In the log /home/vrack/lcm/logs/lcm.log, the cluster status is not green due to a cluster config issue similar to the following:
2017-05-22 23:28:47.269 [ThreadPoolTaskExecutor-3] DEBUG [com.vmware.evo.sddc.lcm.primitive.impl.esx.ClusteredEsxUpdateClient] upgradeId=92b92aa8-####-####-####-########069a,resourceType=ESX_HOST,resourceId=0513e5ea-4ac1-4664-ba64-125d6aea975d,bundleId=3c13036f-####-####-####-########b93,bundleElementId=e1fd15e1-####-####-####-########2a6 Cluster config status: yellow 2017-05-22 23:28:47.269 [ThreadPoolTaskExecutor-3] ERROR [com.vmware.evo.sddc.lcm.primitive.impl.esx.ClusteredEsxUpdateClient] upgradeId=92b92aa8-####-####-####-########069a,resourceType=ESX_HOST,resourceId=0513e5ea-####-####-####-########75d,bundleId=3c13036f-####-####-####-########b93,bundleElementId=e1fd15e1-####-####-####-########2a6 Cluster status is not green; update cannot proceed. 2017-05-22 23:28:47.269 [ThreadPoolTaskExecutor-3] ERROR [com.vmware.evo.sddc.lcm.primitive.impl.esx.ClusteredEsxUpdateClient] upgradeId=92b92aa8-####-####-####-########69a,resourceType=ESX_HOST,resourceId=0513e5ea-####-####-####-########75d,bundleId=3c13036f-####-####-####-########b93,bundleElementId=e1fd15e1-####-####-####-########2a6 Cluster Config Issue: vSphere HA failover operation in progress in cluster ProdCluster1 in datacenter Datacenter1: 0 VMs being restarted, 2 VMs waiting for a retry, 0 VMs waiting for resources, 4 inaccessible Virtual SAN VMs
Note: The preceding log excerpts are only examples.

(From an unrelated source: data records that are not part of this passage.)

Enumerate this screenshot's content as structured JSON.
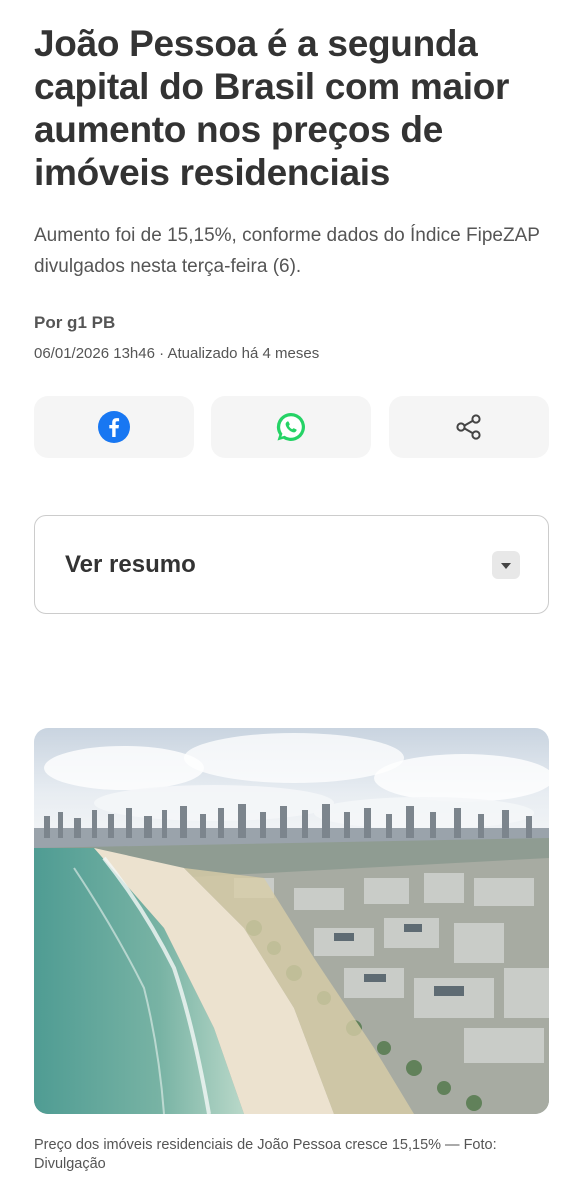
{
  "article": {
    "headline": "João Pessoa é a segunda capital do Brasil com maior aumento nos preços de imóveis residenciais",
    "subtitle": "Aumento foi de 15,15%, conforme dados do Índice FipeZAP divulgados nesta terça-feira (6).",
    "author": "Por g1 PB",
    "published": "06/01/2026 13h46",
    "separator": " · ",
    "updated": "Atualizado há 4 meses"
  },
  "share": {
    "buttons": [
      {
        "icon": "facebook-icon",
        "color": "#1877f2"
      },
      {
        "icon": "whatsapp-icon",
        "color": "#25d366"
      },
      {
        "icon": "share-icon",
        "color": "#444444"
      }
    ]
  },
  "summary": {
    "label": "Ver resumo",
    "icon": "chevron-down-icon"
  },
  "photo": {
    "caption": "Preço dos imóveis residenciais de João Pessoa cresce 15,15% — Foto: Divulgação"
  }
}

Date, time, and environmental variables may vary depending on your environment as well as the HA notification. The following is an additional example:
Cluster config Issue: vSphere HA initiated a failover action on 1 virtual machines in cluster LabCluster on datacenter DC01.
In the vSphere Web Client, the same notification can be found by selecting the referenced data center and navigating to Issues under the Monitor tab. The message cannot be removed.
Environment
VMware Cloud Foundation 2.x
Resolution
Disable HA at the cluster level - wait for the HA agent to be uninstalled from all the hosts in the cluster, and then re-enable HA on the cluster.